Author: Jidong Wang
Publishing house: China Intercontinental Press
Edition: 1 (Jan. 2010)
You have to visit the virgin forests in southwest Yunnan to see the orginal ancient tea trees. Oblivious to the changing market economy, these trees remain unmoved, watching the mountian fog gathering and clearing all year round. Unlike young trees which flourish every season padding the tea farmers’ wallets, ancient trees slow down their growth, showing dignity. The phrase “tea from wild ancient trees” touches your heart, transporting you to the vast fields and remote mountians, offering tranquility.
Why is tea the National drink of China? Why is tea regarded as symbolizing the harmony and mysterious unity of the Universe? Why is the loose-leaf Chinese tea more beneficial than the tea bags? How many types of Chinese tea are Available? How to make the best cup of Chinese tea? ……A visitor to the home of tea has so many questions. Understanding their answers will bring you closer to the history and mystery of tea. Appreciating Chinese Tea Series will help you.
Part1 Learning about Pu-erh Tea from Its Processing Techniques
Part2 Classification of Pu-erh Tea
Part3 Brewing Pu-erh Tea
Part4 Appreciation of Pu-erh Tea
Part5 The Purchase and Preservation of Pu-erh Tea and Its Health Benefits
(III) Water and Its Temperature
Just as tea ware is an important aspect of tea making, water is equally so because no tea can be made without water. The quality of water is key to the taste of the tea liquid.
People down the ages have left many incisive comments on water for making tea. “The quality of tea depends on the water. Good tea made with excellent water becomes excellent, while excellent tea made with good water is only good.” This is also true for Pu-erh tea. There are people who go to the extent of fetching water from mountain springs in order to make tea with its sweet water. It requires special abilities and also offers great pleasure to appreciate the subtle differences in the tea made from different types of water. The best choice is the mountain spring water, which, after being nourished in the pottery jar, will give the Pu-erh tea a mellower taste.

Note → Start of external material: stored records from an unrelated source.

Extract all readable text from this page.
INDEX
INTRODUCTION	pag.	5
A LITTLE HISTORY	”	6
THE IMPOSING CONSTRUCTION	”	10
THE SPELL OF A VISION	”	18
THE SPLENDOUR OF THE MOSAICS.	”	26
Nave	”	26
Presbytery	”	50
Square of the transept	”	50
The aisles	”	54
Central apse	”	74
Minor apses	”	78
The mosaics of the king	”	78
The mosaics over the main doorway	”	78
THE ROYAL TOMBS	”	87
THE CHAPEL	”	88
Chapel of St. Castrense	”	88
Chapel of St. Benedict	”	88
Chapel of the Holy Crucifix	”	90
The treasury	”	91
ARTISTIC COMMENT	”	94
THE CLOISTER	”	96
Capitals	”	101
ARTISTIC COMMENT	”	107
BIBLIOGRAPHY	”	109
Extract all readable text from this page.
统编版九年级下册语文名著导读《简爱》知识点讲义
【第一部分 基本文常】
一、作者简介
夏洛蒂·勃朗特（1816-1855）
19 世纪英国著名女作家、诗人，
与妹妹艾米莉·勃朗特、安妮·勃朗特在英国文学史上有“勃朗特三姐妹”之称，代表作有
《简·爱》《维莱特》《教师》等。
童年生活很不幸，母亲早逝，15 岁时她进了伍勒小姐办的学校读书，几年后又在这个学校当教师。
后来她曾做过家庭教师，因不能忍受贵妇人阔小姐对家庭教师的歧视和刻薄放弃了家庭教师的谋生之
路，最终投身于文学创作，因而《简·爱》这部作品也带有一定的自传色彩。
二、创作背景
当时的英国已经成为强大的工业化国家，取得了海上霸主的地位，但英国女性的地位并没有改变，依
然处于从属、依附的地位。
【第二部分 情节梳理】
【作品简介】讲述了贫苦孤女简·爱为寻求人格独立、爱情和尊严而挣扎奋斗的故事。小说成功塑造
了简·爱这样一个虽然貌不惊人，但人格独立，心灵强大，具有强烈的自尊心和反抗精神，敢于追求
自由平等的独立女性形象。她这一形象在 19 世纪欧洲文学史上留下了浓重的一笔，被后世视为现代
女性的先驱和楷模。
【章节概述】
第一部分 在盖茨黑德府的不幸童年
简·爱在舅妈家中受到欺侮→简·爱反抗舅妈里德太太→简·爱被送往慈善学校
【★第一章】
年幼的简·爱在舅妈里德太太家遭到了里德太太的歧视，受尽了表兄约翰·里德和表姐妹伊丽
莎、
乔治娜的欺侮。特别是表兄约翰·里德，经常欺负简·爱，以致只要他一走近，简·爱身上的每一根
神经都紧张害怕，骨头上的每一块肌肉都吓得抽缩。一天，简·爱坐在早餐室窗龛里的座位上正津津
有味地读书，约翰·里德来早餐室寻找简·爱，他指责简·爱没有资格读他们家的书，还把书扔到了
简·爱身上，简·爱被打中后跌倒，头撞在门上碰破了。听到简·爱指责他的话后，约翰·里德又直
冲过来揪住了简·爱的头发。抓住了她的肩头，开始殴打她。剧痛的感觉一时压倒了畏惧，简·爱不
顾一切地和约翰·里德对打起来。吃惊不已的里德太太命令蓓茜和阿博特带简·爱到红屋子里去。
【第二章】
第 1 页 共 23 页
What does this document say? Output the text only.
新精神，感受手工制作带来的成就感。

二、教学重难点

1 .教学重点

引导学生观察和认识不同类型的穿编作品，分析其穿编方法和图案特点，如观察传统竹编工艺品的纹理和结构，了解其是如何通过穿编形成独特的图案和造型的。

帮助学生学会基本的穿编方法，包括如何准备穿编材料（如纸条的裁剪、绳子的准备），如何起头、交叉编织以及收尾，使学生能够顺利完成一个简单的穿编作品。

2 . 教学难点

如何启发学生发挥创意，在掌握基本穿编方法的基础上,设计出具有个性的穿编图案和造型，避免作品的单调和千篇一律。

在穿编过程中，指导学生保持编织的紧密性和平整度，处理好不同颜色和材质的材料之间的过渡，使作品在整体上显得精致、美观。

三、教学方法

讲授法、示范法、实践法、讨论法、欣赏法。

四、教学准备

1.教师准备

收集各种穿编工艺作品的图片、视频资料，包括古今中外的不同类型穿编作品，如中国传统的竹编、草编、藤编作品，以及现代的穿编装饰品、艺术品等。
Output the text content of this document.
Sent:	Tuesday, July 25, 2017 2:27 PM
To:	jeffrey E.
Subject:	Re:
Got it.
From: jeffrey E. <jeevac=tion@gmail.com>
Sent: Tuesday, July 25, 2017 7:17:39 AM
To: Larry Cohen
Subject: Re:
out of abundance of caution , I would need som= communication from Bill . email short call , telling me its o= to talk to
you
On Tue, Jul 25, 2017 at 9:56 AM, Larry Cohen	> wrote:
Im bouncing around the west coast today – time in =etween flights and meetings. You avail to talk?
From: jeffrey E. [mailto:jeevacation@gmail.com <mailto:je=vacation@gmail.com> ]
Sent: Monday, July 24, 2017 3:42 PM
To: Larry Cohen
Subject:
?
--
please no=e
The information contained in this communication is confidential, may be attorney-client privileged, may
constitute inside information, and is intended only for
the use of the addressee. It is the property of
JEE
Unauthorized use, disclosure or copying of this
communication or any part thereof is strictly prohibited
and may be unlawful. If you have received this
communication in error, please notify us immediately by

Usually pure water and mineral water is used to make Pu-erh tea. Potable tap water can also be used, but it is better to leave the water in a container for a day and a night to disperse the chlorine before using it to make tea.
The temperature of the water depends on the type of tea. When brewing Pu-erh tea made of tender buds like the Gongting (Imperial) Pu-erh Tea Cake and Nv’er (Maiden) Tribute Tea Cakes from the Menghai Tea Factory, the water should cool down a little after being boiled to avoid scorching the tender leaves. But for other types of Pu-erh tea cakes and tea bricks, it is better to use boiling water.
(IV) Making Pu-erh Tea
1. Special tools—tea knife and strainer
Tea knife (also Pu-erh knife), a tool in the shape of knife made of ox bone or horn, hard wood or stainless steel, is used to loosen compressed tea as mentioned before. It can be found in places where Pu-erh tea is sold.
Pu-erh tea, especially the fermented and compressed tea, has to be loosened with the Pu-erh knife before being brewed. There will be some tea grounds in the tea liquid, so it is better to filter the grounds before drinking. Thus, a strainer is more important in Pu-erh tea making than in making other kinds of tea.
2. An indispensable step—soaking tea
Brew Pu-erh tea in boiling water. Pour boiling water on the tea and then pour the water out immediately. Repeat once or twice in quick succession to prevent the tea substances from dissolving in the water, which may affect the taste of the tea liquid. This is called “soaking the tea.” To “soak tea” is also known as “to wash tea.” Careful drinkers will wash whichever kind of tea they drink.
There are many steps in making Pu-erh tea and they all involve time. The longer the tea is stored, the more likely they will be polluted with dust and dirt. Although soaking tea can wash the dust off, high-quality Pu-erh tea should not be soaked long or repeatedly in hot water.
Soaking tea can help loosen the lumps of stored-for-long and compressed tea. For old tea which has been stored for many years, soaking can also get rid of the strange smell and wake up the dormant tea. Therefore, soaking is an indispensable step in making tea.